When the news got out a few months later, at first museum officials denied any damage had happened before admitting that someone had blundered. They brought in a team of German and Egyptian restorers led by Christian Eckmann and secured a donation of 50,000 euros from the German Foreign Ministry to fund the restoration. After months of analysis and preparation, work began on the mask this October.
Researchers took the opportunity to study the mask thoroughly. It was 3D scanned and examined inside and out with a microscope in the hope that it might answer some questions about its composition, like what materials and techniques were used to put it together, and whether there is any evidence supporting the theory most recently proposed by British Egyptologist Nicholas Reeves that the mask was first made for Queen Nefertiti and then hastily modified for Tutankhamun after his unexpected death at age 19.
The biggest challenge was determining how best to remove the epoxy layer to liberate the false beard from its clumpy prison. Restorers wound up sticking with simple tools that would have been available to the original makers in 1,324 B.C.: wooden tools and heat.

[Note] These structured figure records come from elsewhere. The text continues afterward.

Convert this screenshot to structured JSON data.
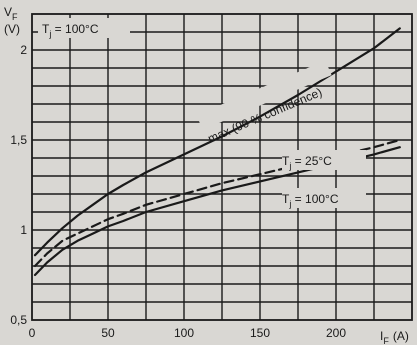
{
  "chart_data": {
    "type": "line",
    "y_label_symbol": "V",
    "y_label_sub": "F",
    "y_unit": "(V)",
    "x_label_symbol": "I",
    "x_label_sub": "F",
    "x_unit": "(A)",
    "title_symbol": "T",
    "title_sub": "j",
    "title_rest": " = 100°C",
    "xlim": [
      0,
      250
    ],
    "ylim": [
      0.5,
      2.2
    ],
    "x_ticks": [
      0,
      50,
      100,
      150,
      200
    ],
    "x_tick_labels": [
      "0",
      "50",
      "100",
      "150",
      "200"
    ],
    "y_ticks": [
      0.5,
      1,
      1.5,
      2
    ],
    "y_tick_labels": [
      "0,5",
      "1",
      "1,5",
      "2"
    ],
    "grid": true,
    "series": [
      {
        "name": "max (90 % confidence)",
        "dash": "solid",
        "points": [
          [
            2,
            0.86
          ],
          [
            10,
            0.93
          ],
          [
            20,
            1.01
          ],
          [
            30,
            1.08
          ],
          [
            40,
            1.14
          ],
          [
            50,
            1.2
          ],
          [
            60,
            1.25
          ],
          [
            75,
            1.32
          ],
          [
            100,
            1.42
          ],
          [
            125,
            1.52
          ],
          [
            150,
            1.63
          ],
          [
            175,
            1.75
          ],
          [
            200,
            1.88
          ],
          [
            225,
            2.01
          ],
          [
            242,
            2.12
          ]
        ]
      },
      {
        "name": "T_j = 25°C",
        "label_symbol": "T",
        "label_sub": "j",
        "label_rest": " = 25°C",
        "dash": "dashed",
        "points": [
          [
            2,
            0.8
          ],
          [
            10,
            0.87
          ],
          [
            20,
            0.94
          ],
          [
            30,
            0.98
          ],
          [
            40,
            1.02
          ],
          [
            50,
            1.06
          ],
          [
            60,
            1.09
          ],
          [
            75,
            1.14
          ],
          [
            100,
            1.2
          ],
          [
            125,
            1.26
          ],
          [
            150,
            1.31
          ],
          [
            175,
            1.36
          ],
          [
            200,
            1.41
          ],
          [
            225,
            1.46
          ],
          [
            242,
            1.5
          ]
        ]
      },
      {
        "name": "T_j = 100°C",
        "label_symbol": "T",
        "label_sub": "j",
        "label_rest": " = 100°C",
        "dash": "solid",
        "points": [
          [
            2,
            0.75
          ],
          [
            10,
            0.82
          ],
          [
            20,
            0.89
          ],
          [
            30,
            0.94
          ],
          [
            40,
            0.98
          ],
          [
            50,
            1.02
          ],
          [
            60,
            1.05
          ],
          [
            75,
            1.1
          ],
          [
            100,
            1.16
          ],
          [
            125,
            1.22
          ],
          [
            150,
            1.27
          ],
          [
            175,
            1.32
          ],
          [
            200,
            1.37
          ],
          [
            225,
            1.42
          ],
          [
            242,
            1.46
          ]
        ]
      }
    ]
  }
}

The adhesive was slightly warmed to soften it and then removed by careful scraping with the wooden sticks, spatulas and other tools which are soft enough they won’t scratch the gold. It took two weeks to remove the beard and another six to figure out how best to reattach it in a responsible, reversible way.
“We indeed found them to be the natural materials which the ancient Egyptian used; they are still the best tools: beeswax,” el-Damaty told reporters in Cairo on Wednesday. “It was prepared well and the beard was attached very successfully.”
The false beard wasn’t really attached when Howard Carter discovered the tomb in 1922. It looked like it was in place, but the support had broken in antiquity so when Carter moved the mask it was in two pieces. The mask and beard were displayed separately until 1946 when for the first time he beard was glued in place. That wasn’t the only time glue was used. Restorers found multiple thin layers underneath the epoxy one. The restoration team will publish a full report of the analysis, study and restoration of the mask and beard.